Novíssimas questões jurídicas têm surgido a partir do advento da informática e, mais recentemente, da Internet. Seriam os instrumentos jurídicos atuais aptos a solucionar estas questões? Ou seria necessária a formulação de novas leis destinadas a estas novas questões, como o domínio eletrônico, o spam, os “ataques hacker“, ou mesmo a tributação do comércio online?

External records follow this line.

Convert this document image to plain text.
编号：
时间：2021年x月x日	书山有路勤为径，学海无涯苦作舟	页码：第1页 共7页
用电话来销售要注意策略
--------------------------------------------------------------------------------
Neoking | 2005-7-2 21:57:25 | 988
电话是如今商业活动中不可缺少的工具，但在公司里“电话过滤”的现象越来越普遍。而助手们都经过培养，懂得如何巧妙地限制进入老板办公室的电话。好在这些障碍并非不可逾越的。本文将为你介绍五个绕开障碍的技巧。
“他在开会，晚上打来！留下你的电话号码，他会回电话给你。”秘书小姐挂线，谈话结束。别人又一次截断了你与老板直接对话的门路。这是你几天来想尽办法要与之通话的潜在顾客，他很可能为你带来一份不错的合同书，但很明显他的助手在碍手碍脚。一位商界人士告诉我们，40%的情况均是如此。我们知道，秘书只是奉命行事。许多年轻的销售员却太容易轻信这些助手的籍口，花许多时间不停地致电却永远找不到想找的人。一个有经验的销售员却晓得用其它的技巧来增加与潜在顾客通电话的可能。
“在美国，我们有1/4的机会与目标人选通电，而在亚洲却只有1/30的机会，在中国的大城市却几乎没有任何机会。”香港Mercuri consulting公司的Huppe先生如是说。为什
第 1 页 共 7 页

Pensamos que a Internet não suscitou, ao menos em grande parte das questões, a necessidade de formulação de novas leis para a solução jurídica dos problemas surgidos com sua popularização. A revés, boa parte das críticas ao sistema jurídico brasileiro refere-se à existência de uma quantidade enorme de leis, as quais seriam muitas vezes desnecessárias caso os operadores do direito esforçassem-se por interpretar a norma, contextualizá-la à sua realidade.

Cremos ser este o caso da Internet: muitas de suas questões jurídicas podem ser solucionadas mediante um esforço hermenêutico. Para tanto, insta entender como é constituída a Internet e, para isto, deve-se entender qual a realidade física que a constitui, a fim de que a interpretação dos dispositivos normativos traga realmente a norma à realidade.

Negroponte (1) aponta uma perspectiva muito interessante sobre a natureza dos bits, em última instância os componentes essenciais da informação e, portanto, da Internet, comparando-os aos átomos.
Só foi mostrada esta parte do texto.